Denis Petrovcic, co-founder and CEO of Blocksquare – a provider of tokenization infrastructure for real estate assets – shared a similar view, saying that, while Bitcoin’s recent price surge surpassed the 44,000 mark Dollar combined with growing interest in the Bitcoin ETF may not be just a seasonal surge, historical trends suggest such gains may not be sustained..
Denis Petrovcic says:
“Market optimism may face challenges with the changing global economic landscape, including potential policy changes in 2024.”
However, Lee remains optimistic about the short-term future of the industry, saying that ongoing policy changes, inflation rate adjustments and geopolitical events will likely play an extremely positive role in the future. affecting Bitcoin price.
Denis Petrovcic concludes:
“It is worth noting that the forecast change in US monetary policy, which could reduce 10-year yields, looks promising for risk assets such as cryptocurrencies.”
Factors likely to fuel the next bull market
From January 5 to January 10, 2024, the cryptocurrency market is waiting for a decision on the approval of the US BTC spot ETF. If approved, there could be a large influx of capital into the cryptocurrency market similar to what was witnessed after the first gold ETFs were approved in 2004. Furthermore, the possibility of the Federal Reserve The growing increase in interest rate cuts by the US Federal Reserve in 2024 is another important factor to watch out for, as it could have a significant impact on the markets.

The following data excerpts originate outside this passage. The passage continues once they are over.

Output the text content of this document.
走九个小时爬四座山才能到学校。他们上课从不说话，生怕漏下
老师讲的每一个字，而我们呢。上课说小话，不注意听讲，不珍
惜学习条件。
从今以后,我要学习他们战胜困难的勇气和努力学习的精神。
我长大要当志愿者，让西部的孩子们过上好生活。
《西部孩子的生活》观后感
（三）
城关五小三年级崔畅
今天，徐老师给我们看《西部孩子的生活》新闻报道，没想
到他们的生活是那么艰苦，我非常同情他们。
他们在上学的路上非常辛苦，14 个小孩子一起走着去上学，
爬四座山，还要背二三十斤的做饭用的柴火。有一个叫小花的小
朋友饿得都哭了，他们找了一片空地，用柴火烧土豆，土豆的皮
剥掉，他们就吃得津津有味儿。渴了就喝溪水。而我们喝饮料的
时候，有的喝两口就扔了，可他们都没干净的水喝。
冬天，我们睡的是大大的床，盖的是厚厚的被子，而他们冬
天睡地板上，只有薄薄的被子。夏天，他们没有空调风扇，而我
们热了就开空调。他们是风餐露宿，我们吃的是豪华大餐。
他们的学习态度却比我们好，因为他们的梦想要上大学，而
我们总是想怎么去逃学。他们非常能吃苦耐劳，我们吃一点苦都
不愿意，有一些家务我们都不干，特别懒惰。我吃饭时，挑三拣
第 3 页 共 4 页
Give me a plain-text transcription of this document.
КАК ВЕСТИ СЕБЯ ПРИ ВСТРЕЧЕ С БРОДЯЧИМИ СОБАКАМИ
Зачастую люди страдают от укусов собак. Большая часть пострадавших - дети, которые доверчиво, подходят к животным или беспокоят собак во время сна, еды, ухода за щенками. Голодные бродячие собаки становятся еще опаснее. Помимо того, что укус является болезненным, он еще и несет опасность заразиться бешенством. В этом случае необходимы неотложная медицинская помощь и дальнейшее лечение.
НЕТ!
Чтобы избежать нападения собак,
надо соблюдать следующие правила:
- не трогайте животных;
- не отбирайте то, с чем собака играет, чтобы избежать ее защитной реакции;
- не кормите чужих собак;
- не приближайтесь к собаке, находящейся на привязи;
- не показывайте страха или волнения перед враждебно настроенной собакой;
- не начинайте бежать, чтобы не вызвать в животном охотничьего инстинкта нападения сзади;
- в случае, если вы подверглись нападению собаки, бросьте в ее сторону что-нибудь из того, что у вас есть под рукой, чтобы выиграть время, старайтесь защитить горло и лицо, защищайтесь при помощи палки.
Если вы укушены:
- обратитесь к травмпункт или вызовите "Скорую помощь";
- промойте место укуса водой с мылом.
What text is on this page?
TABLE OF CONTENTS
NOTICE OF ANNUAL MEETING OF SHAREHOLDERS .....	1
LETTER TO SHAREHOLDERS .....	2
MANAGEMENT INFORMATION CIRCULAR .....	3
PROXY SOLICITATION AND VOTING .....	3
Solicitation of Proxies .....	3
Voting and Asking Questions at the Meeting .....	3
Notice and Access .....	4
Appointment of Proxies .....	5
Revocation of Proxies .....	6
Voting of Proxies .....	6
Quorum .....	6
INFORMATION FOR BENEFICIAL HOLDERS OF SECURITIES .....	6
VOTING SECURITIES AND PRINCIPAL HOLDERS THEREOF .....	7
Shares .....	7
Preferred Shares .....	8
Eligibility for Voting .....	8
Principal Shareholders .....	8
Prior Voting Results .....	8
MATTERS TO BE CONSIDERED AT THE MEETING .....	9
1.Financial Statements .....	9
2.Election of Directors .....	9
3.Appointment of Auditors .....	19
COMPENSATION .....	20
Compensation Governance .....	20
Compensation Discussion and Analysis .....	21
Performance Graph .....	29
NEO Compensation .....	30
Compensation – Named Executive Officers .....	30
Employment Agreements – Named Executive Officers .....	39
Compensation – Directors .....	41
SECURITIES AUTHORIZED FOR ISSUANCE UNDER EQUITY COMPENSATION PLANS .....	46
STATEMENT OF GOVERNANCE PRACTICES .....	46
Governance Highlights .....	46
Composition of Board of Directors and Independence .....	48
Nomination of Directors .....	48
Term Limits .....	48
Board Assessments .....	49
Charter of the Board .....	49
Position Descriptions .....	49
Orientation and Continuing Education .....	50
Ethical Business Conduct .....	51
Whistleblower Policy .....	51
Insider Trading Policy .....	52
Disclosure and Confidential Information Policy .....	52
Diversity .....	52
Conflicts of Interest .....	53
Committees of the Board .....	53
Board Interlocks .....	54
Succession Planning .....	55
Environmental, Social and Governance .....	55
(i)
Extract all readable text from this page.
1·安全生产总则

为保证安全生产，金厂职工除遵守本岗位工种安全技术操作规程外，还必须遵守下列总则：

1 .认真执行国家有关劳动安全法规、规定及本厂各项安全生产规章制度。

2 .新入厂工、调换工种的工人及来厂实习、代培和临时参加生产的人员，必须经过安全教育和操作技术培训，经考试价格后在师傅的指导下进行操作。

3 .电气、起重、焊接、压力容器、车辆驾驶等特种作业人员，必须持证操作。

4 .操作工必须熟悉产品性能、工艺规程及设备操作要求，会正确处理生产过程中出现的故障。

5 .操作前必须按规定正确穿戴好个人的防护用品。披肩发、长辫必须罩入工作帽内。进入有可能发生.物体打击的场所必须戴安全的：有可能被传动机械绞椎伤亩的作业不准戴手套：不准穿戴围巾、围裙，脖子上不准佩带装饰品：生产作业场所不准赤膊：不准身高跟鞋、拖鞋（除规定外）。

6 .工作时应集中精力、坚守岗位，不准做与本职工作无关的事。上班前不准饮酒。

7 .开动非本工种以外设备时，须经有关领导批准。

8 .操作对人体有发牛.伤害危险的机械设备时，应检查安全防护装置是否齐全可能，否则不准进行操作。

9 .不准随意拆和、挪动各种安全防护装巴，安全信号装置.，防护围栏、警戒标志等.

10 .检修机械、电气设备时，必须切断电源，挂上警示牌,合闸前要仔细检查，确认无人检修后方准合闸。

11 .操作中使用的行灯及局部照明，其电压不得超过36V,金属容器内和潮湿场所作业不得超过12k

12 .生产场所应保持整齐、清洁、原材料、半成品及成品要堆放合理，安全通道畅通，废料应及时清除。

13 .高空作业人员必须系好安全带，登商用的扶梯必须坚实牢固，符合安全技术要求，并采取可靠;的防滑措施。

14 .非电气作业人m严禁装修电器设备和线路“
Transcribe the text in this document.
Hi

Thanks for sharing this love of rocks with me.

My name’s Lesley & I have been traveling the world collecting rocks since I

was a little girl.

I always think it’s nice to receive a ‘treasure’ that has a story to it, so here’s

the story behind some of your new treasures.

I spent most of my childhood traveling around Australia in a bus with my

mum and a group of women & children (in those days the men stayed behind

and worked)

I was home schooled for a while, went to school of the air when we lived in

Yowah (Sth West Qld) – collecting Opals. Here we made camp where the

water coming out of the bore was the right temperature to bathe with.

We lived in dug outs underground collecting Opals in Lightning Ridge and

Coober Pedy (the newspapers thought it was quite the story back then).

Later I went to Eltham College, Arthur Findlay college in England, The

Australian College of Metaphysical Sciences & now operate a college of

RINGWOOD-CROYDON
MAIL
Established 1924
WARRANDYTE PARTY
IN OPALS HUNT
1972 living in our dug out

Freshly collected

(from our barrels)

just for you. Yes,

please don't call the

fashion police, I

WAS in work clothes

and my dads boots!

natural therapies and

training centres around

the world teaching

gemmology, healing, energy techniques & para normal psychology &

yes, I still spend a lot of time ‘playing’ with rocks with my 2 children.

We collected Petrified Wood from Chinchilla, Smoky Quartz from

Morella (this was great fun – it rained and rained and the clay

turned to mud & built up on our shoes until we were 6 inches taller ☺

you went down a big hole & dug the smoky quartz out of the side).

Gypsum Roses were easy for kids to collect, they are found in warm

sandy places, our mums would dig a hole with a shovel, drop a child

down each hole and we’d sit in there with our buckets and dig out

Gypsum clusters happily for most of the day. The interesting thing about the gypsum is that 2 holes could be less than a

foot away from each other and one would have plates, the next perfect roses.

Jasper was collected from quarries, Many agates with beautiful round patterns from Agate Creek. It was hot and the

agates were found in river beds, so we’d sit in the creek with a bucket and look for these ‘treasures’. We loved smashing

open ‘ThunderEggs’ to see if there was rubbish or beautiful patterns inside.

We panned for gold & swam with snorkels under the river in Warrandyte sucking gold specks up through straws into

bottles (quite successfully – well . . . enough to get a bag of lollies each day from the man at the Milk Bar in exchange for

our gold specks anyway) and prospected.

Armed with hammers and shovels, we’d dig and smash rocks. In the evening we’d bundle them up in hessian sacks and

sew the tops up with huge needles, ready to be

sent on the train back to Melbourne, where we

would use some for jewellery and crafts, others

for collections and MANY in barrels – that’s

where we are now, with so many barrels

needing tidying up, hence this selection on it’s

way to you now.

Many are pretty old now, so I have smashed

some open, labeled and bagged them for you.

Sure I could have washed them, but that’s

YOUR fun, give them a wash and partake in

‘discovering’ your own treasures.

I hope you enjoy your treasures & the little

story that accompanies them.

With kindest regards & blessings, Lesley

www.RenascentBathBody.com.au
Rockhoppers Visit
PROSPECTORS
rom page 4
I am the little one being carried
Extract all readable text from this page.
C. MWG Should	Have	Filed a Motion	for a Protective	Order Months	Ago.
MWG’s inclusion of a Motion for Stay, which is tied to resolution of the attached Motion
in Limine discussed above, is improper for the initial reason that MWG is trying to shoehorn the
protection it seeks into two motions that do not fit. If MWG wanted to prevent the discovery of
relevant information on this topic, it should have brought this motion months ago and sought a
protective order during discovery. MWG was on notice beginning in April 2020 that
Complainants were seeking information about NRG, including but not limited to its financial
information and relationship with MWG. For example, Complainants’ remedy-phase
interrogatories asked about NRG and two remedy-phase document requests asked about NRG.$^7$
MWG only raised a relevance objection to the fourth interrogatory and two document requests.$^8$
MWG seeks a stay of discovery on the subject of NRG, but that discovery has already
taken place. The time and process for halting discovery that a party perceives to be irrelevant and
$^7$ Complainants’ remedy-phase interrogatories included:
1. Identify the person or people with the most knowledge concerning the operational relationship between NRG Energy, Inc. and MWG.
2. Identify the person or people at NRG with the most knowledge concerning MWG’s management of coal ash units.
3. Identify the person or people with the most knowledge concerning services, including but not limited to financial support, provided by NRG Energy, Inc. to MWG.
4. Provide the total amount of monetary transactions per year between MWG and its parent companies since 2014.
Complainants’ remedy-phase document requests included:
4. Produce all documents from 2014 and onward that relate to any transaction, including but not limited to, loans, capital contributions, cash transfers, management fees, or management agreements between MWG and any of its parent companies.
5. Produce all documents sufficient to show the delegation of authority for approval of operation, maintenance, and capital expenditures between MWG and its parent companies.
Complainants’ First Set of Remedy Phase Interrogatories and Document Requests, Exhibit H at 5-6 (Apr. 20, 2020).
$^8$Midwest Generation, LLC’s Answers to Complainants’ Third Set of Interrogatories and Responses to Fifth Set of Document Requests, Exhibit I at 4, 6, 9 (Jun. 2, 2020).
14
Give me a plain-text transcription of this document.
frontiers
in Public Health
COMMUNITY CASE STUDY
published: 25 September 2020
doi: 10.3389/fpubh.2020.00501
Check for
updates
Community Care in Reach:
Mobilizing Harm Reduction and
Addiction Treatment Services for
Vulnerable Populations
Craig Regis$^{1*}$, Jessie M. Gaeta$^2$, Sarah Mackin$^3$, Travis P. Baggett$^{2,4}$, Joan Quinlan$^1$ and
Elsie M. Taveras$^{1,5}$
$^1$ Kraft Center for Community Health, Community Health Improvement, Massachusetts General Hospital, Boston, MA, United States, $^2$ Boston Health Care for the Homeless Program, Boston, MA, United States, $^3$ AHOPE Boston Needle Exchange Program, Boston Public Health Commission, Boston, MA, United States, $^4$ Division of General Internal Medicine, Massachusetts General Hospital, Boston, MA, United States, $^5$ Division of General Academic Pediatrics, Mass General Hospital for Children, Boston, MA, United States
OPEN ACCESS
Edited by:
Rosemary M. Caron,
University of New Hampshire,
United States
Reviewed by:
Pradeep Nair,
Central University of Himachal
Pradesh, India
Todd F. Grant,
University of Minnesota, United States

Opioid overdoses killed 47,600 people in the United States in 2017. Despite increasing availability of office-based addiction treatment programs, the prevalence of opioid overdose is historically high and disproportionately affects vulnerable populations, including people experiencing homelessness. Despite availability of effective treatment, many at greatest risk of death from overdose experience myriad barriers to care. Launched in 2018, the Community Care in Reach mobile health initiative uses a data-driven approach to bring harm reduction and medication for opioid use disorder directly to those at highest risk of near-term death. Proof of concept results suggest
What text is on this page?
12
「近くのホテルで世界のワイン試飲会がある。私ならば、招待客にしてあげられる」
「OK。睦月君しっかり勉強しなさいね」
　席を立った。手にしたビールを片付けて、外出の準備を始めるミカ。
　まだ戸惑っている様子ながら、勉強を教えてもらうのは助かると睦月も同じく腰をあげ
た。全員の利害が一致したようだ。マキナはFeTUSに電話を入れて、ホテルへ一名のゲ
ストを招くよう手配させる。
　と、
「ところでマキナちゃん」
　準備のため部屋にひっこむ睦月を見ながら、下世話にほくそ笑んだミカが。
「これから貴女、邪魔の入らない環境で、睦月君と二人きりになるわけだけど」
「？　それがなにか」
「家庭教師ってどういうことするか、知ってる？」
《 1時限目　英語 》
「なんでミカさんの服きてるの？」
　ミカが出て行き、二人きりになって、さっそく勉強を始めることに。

With the next Bitcoin halving scheduled for May 9, 2024, it is worth noting that the price of the digital asset has shown a pattern of peaking between 368 and 550 days after the event and thereafter. bottomed out between 779 and 914 days later. This cyclical behavior is an important trend to watch as it plays a key role in driving investor sentiment.
Furthermore, China’s renminbi internationalization initiative represents a significant shift in global financial dynamics, potentially affecting both traditional and digital currencies. At the same time, the cryptocurrency market is showing off its diversity, as evidenced by altcoins like ETH and SOL hitting 19-month highs, even as Bitcoin’s bull run shows signs of pausing.
Finally, in a much broader context, Brazil is increasingly considering the use of digital currencies for transactions finance in the G20 reflects growing global interest in the potential of digital currencies.